Test effectué à partir d'une version PC

On a vu défiler des wagons de Metroidvania depuis Hollow Knight. Beaucoup s’en sont approchés, mais peu osent cette densité géographique qui ne sature jamais le regard. Silksong la remet, cette barre, un cran au-dessus. L’exploration se déplie comme une carte au trésor dessinée par un horloger un peu sadique. Chaque embranchement semble d’abord anecdotique, puis révèle une couture qui referme deux quartiers, un balcon, un puits en biais, un ascenseur naturel. La verticalité et l’oblique font loi. Là où le premier aimait les lignes franches, Silksong pense en arcs et en diagonales, à l’image des premiers sauts d’attaques verticaux effectués par Hornet, notre héroïne. On anticipe la suite d’un mouvement plus qu’on ne vise une case. Résultat, la topographie est lisible sans être plate, dense sans étouffer, et mémorisable par ses silhouettes. La rime visuelle est reine, un clocher aperçu en surplomb devenant plus tard un repère en contrebas qui éclaire la logique du quartier d’une ville bâtie sur des clochettes, autrefois resplendissante.

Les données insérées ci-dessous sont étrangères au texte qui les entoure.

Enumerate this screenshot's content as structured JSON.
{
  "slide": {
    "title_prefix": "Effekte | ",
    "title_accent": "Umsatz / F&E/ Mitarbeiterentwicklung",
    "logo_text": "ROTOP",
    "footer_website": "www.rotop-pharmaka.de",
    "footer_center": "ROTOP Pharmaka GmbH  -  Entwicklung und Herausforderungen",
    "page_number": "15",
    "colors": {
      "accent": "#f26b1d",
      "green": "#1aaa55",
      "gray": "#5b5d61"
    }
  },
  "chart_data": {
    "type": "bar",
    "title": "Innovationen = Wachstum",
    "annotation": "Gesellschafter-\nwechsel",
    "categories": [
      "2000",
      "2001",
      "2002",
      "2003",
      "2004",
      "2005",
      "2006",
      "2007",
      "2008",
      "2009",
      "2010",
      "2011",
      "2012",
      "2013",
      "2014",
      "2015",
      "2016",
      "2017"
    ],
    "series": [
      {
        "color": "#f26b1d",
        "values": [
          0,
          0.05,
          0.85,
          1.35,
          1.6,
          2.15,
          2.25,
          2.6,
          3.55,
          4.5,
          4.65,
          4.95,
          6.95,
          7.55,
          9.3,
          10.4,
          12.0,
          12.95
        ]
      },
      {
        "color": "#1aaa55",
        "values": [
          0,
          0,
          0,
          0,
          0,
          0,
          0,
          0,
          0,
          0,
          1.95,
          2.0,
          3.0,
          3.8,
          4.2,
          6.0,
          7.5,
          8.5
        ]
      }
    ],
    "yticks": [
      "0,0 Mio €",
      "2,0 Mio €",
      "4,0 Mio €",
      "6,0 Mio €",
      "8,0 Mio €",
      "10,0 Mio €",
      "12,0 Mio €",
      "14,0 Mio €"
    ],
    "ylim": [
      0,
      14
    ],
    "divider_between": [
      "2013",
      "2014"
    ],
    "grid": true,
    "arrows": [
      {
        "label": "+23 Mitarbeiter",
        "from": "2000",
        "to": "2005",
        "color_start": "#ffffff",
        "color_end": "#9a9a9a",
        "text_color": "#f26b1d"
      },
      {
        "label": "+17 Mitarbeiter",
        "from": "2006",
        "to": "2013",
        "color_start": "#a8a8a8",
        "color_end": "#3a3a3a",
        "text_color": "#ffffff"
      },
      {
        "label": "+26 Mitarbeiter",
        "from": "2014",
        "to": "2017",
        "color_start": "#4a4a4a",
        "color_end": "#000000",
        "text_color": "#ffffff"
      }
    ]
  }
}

Pharloom, sur la route de la soie

Le jeu a ce talent rare de convertir la difficulté en curiosité. Les micro-labyrinthes de plateformes servent de sas entre zones identifiées par une matière, une architecture sonore, une façon de respirer. On râle, souvent. On peste contre une pente pleine de piques dégueulasses, un rebord qui mord, un enchaînement qui punit. Et puis on passe, et l’électrochoc s’inscrit dans la mémoire musculaire. Silksong est difficile, oui. Parfois injuste, oui. C’est précisément ce qui rend la progression si savoureuse quand la porte cède. La fameuse zone pestilentielle (Bilesac, sans la citer) qui accueille avec de l’acide et de l’ironie, illustre ce contrat moral. Rien n’est expliqué, tout est montré. On n’y lit pas un tutoriel, on y apprend une grammaire. Ici, l’exigence et la douleur, c’est le langage de l’exploration.

Silksong

Sur PC, l’exécution suit, l’input est tranchant, l’animation coule à haute fréquence, et la physique tirée au cordeau qui donne sa précision aux sauts, coups et dash pendant plus de cinquante heures. La bande passante des plateformes de jeux en ligne a été mise à genoux le jour J, mais une fois en jeu, la stabilité n’a jamais été remise en question. Pas de bug notable dans mes sessions. Pas de déphasage d’animation qui ruine un saut. La lecture des entrées est parfaite, au point d’oublier la machine. Les options n’étouffent pas sous les onglets, et l’essentiel est là. Affichage net, fréquence qui tient même dans les zones congestionnées. La base tient sur du matériel modeste, et sur une configuration récente, la sensation de contrôle fait le reste.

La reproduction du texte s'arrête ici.